BOFIT Weekly Review 2016/04
China’s labour markets dealing well with lower economic growth
About 13 million new jobs were created last year in urban areas. That number well exceeded the government’s target of 10 million urban jobs a year set for recent years. The rate of new job creation has remained roughly stable since 2013.
Urban private-sector service businesses is the key to the sustained high employment rate. The service sector is the only part of the economy where labour force has steadily increased. In contrast, the number of workers involved in primary production (mostly farming) plunged in 2013–2014, while the manufacturing workforce showed a slight decline.

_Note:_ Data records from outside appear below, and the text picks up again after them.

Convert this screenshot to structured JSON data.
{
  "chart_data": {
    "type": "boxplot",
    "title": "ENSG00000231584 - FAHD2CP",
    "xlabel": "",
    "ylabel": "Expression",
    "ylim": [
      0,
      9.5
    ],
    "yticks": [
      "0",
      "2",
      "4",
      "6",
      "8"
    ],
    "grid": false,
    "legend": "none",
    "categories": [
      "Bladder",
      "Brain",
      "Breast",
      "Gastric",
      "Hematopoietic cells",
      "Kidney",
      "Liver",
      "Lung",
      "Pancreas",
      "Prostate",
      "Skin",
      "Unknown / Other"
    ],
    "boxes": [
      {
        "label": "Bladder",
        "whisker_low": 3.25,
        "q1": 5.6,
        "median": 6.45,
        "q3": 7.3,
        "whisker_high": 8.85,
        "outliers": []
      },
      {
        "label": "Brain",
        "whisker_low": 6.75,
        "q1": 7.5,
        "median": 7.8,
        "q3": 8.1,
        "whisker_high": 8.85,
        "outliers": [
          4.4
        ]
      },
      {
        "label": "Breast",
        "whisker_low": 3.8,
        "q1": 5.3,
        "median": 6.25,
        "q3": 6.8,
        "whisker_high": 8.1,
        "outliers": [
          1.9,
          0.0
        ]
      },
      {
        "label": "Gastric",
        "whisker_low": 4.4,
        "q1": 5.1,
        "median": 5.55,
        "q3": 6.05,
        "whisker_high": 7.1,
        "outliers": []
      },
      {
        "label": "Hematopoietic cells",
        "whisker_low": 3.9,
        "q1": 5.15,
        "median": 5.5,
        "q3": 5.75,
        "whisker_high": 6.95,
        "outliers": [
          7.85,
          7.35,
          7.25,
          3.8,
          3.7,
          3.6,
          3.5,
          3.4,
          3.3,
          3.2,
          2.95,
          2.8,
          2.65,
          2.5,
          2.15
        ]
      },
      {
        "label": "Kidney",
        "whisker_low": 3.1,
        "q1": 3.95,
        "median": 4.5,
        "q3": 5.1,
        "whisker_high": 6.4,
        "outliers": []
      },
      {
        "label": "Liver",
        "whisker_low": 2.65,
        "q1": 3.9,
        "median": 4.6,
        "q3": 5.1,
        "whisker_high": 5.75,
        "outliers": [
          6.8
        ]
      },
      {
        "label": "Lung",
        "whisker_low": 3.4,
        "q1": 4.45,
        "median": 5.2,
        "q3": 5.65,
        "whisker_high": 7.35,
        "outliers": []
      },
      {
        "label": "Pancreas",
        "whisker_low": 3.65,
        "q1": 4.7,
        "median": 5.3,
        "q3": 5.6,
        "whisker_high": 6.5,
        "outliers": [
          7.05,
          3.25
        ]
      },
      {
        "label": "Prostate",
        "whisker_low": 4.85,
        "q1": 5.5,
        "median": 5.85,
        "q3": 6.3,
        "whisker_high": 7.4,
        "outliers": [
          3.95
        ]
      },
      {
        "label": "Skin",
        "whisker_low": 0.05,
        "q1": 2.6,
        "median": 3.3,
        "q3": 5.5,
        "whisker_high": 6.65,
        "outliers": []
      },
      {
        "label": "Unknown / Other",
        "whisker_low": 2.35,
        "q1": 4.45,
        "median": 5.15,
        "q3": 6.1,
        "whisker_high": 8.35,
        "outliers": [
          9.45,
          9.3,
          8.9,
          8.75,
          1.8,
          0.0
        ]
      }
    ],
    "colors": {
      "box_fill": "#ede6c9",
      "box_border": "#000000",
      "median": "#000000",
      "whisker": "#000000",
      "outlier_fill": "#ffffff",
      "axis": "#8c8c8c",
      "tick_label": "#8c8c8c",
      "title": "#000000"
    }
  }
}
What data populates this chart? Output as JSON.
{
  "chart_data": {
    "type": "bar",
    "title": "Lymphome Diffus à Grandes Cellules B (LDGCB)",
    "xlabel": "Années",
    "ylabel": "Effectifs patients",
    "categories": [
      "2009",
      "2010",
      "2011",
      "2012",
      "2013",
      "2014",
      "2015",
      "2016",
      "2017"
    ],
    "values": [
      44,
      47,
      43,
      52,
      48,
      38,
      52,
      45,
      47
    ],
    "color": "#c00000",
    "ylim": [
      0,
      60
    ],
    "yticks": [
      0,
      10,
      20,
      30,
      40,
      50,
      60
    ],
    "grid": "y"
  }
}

Primary production and manufacturing each now employ slightly less than 30 % of the Chinese labour force, while services account for over 40 %. Last year’s purchasing managers’ index (PMI) readings repeatedly showed service firms continued to take on new staff, while manufacturing shed jobs. The rapid growth of the service sector is critical also in the years ahead. By some estimates, about 10 million people work in overcapacity industries, where about 3 million jobs are to be cut.
China has begun to sporadically release findings of its 31-city survey on unemployment. The survey shows that unemployment rate is about 5 %, and it has budged very little over the past two years. While this may indicate continuing problems with unemployment statistics, it also tells about the extreme flexibility of Chinese labour markets. If an internal migrant to the city fails to find work, he or she just returns to the home village to farm the family plot. Such cases are not captured in the unemployment figures. Only one in ten migrant workers are covered by unemployment insurance.